Art lovers around the world consider a glass of champagne to be an essential part of the fair-going experience, all the more so if they can have the opportunity to check out a new art installation at the same time. This is the idea behind Maison Ruinart’s long-running annual Carte Blanche program which, since 2008, has invited artists to create an artistic response to the champagne house, to be exhibited globally.
The latest collaboration, “PROMENADE(S),” a new series of works by Eva Jospin, was launched earlier this week in Paris. The French artist is best-known for her large-scale cardboard sculptures as well as for being the daughter of France’s former prime minister, Lionel Jospin. Last year she also made headlines after one of her vast Baroque grottos was featured on the Dior runway at Paris fashion week.

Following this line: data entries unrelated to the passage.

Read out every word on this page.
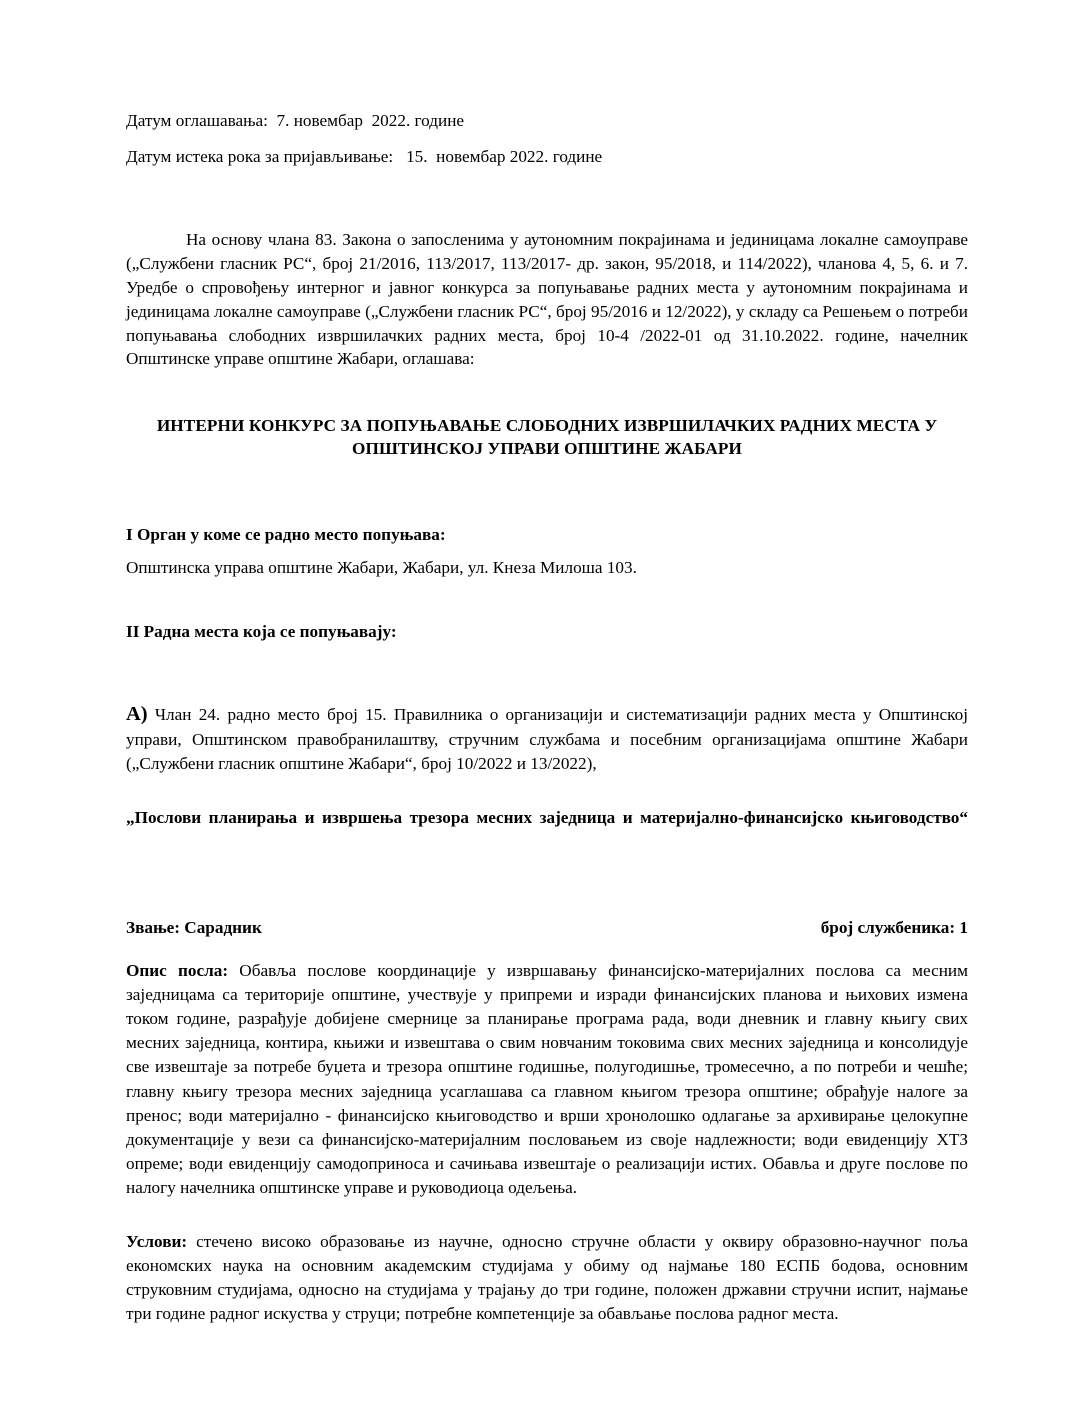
Датум оглашавања:  7. новембар  2022. године
Датум истека рока за пријављивање:   15.  новембар 2022. године

На основу члана 83. Закона о запосленима у аутономним покрајинама и јединицама локалне самоуправе („Службени гласник РС“, број 21/2016, 113/2017, 113/2017- др. закон, 95/2018, и 114/2022), чланова 4, 5, 6. и 7. Уредбе о спровођењу интерног и јавног конкурса за попуњавање радних места у аутономним покрајинама и јединицама локалне самоуправе („Службени гласник РС“, број 95/2016 и 12/2022), у складу са Решењем о потреби попуњавања слободних извршилачких радних места, број 10-4 /2022-01 од 31.10.2022. године, начелник Општинске управе општине Жабари, оглашава:

ИНТЕРНИ КОНКУРС ЗА ПОПУЊАВАЊЕ СЛОБОДНИХ ИЗВРШИЛАЧКИХ РАДНИХ МЕСТА У ОПШТИНСКОЈ УПРАВИ ОПШТИНЕ ЖАБАРИ

I Орган у коме се радно место попуњава:

Општинска управа општине Жабари, Жабари, ул. Кнеза Милоша 103.

II Радна места која се попуњавају:

А) Члан 24. радно место број 15. Правилника о организацији и систематизацији радних места у Општинској управи, Општинском правобранилаштву, стручним службама и посебним организацијама општине Жабари („Службени гласник општине Жабари“, број 10/2022 и 13/2022),

„Послови планирања и извршења трезора месних заједница и материјално-финансијско књиговодство“

Звање: Сарадник	број службеника: 1

Опис посла: Обавља послове координације у извршавању финансијско-материјалних послова са месним заједницама са територије општине, учествује у припреми и изради финансијских планова и њихових измена током године, разрађује добијене смернице за планирање програма рада, води дневник и главну књигу свих месних заједница, контира, књижи и извештава о свим новчаним токовима свих месних заједница и консолидује све извештаје за потребе буџета и трезора општине годишње, полугодишње, тромесечно, а по потреби и чешће; главну књигу трезора месних заједница усаглашава са главном књигом трезора општине; обрађује налоге за пренос; води материјално - финансијско књиговодство и врши хронолошко одлагање за архивирање целокупне документације у вези са финансијско-материјалним пословањем из своје надлежности; води евиденцију ХТЗ опреме; води евиденцију самодоприноса и сачињава извештаје о реализацији истих. Обавља и друге послове по налогу начелника општинске управе и руководиоца одељења.

Услови: стечено високо образовање из научне, односно стручне области у оквиру образовно-научног поља економских наука на основним академским студијама у обиму од најмање 180 ЕСПБ бодова, основним струковним студијама, односно на студијама у трајању до три године, положен државни стручни испит, најмање три године радног искуства у струци; потребне компетенције за обављање послова радног места.
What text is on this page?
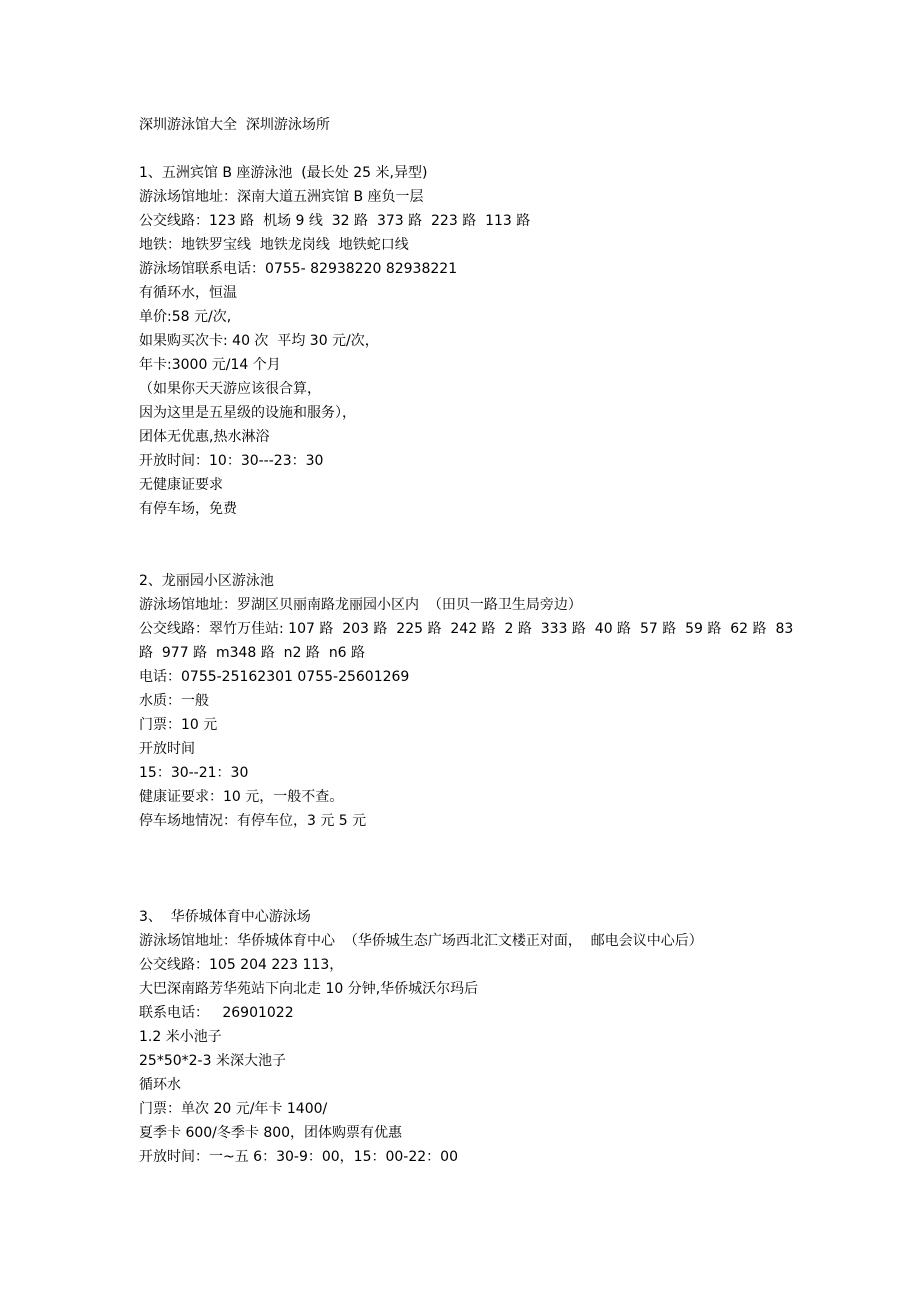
深圳游泳馆大全  深圳游泳场所
1、五洲宾馆 B 座游泳池  (最长处 25 米,异型)
游泳场馆地址：深南大道五洲宾馆 B 座负一层
公交线路：123 路  机场 9 线  32 路  373 路  223 路  113 路
地铁：地铁罗宝线  地铁龙岗线  地铁蛇口线
游泳场馆联系电话：0755- 82938220 82938221
有循环水，恒温
单价:58 元/次,
如果购买次卡: 40 次  平均 30 元/次，
年卡:3000 元/14 个月
（如果你天天游应该很合算，
因为这里是五星级的设施和服务），
团体无优惠,热水淋浴
开放时间：10：30---23：30
无健康证要求
有停车场，免费
2、龙丽园小区游泳池
游泳场馆地址：罗湖区贝丽南路龙丽园小区内  （田贝一路卫生局旁边）
公交线路：翠竹万佳站: 107 路  203 路  225 路  242 路  2 路  333 路  40 路  57 路  59 路  62 路  83
路  977 路  m348 路  n2 路  n6 路
电话：0755-25162301 0755-25601269
水质：一般
门票：10 元
开放时间
15：30--21：30
健康证要求：10 元，一般不查。
停车场地情况：有停车位，3 元 5 元
3、  华侨城体育中心游泳场
游泳场馆地址：华侨城体育中心  （华侨城生态广场西北汇文楼正对面，  邮电会议中心后）
公交线路：105 204 223 113，
大巴深南路芳华苑站下向北走 10 分钟,华侨城沃尔玛后
联系电话：   26901022
1.2 米小池子
25*50*2-3 米深大池子
循环水
门票：单次 20 元/年卡 1400/
夏季卡 600/冬季卡 800，团体购票有优惠
开放时间：一~五 6：30-9：00，15：00-22：00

The intricate, almost Arcadian worlds built by Jospin out of layers of cardboard for “PROMENADE(S)” are filled with architectural ruins and wild, sprawling foliage.
A selection of works from the collection will soon be traveling to an art fair near you. This year, the exhibit will crop up at MIART in Milan in April, Frieze New York in May, and Frieze London in October, before again hopping the channel to the French capital for Paris+.
The works were inspired by a stroll through the vineyards on a recent trip to Maison Ruinart in Reims. The region’s environmental conditions, or terroir, begin the sparkling wine-making process, which Jospin was invited to watch unfold before returning to her studio to create a new series of drawings, sculptures and embroideries that transport viewers into her reinterpretation of the Champagne countryside.
“With my artworks, I don’t tell a story,” Jospin explained in a statement. “I create a world in which the story takes place and lives.”
Each of these works carries a rustic, timeless quality that is also reflected in the exhibition’s centerpiece, Carmontelle, the term for a roll of paper with rotating pastoral scenes—which harks back to the 18th century’s Age of Enlightenment and, simultaneously, the earliest years of Maison Ruinart. The evocation of land and soil also touches on contemporary concerns, including the importance of climate and biodiversity, both essential for wine-making and issues at the very heart of the champagne house’s mission.
A special-edition case based on the artwork will accompany just 25 signed and numbered Jeroboams (3 liters, or 4 bottles) of the house’s revered Blanc de Blancs cuvée. Price will be shared upon inquiry.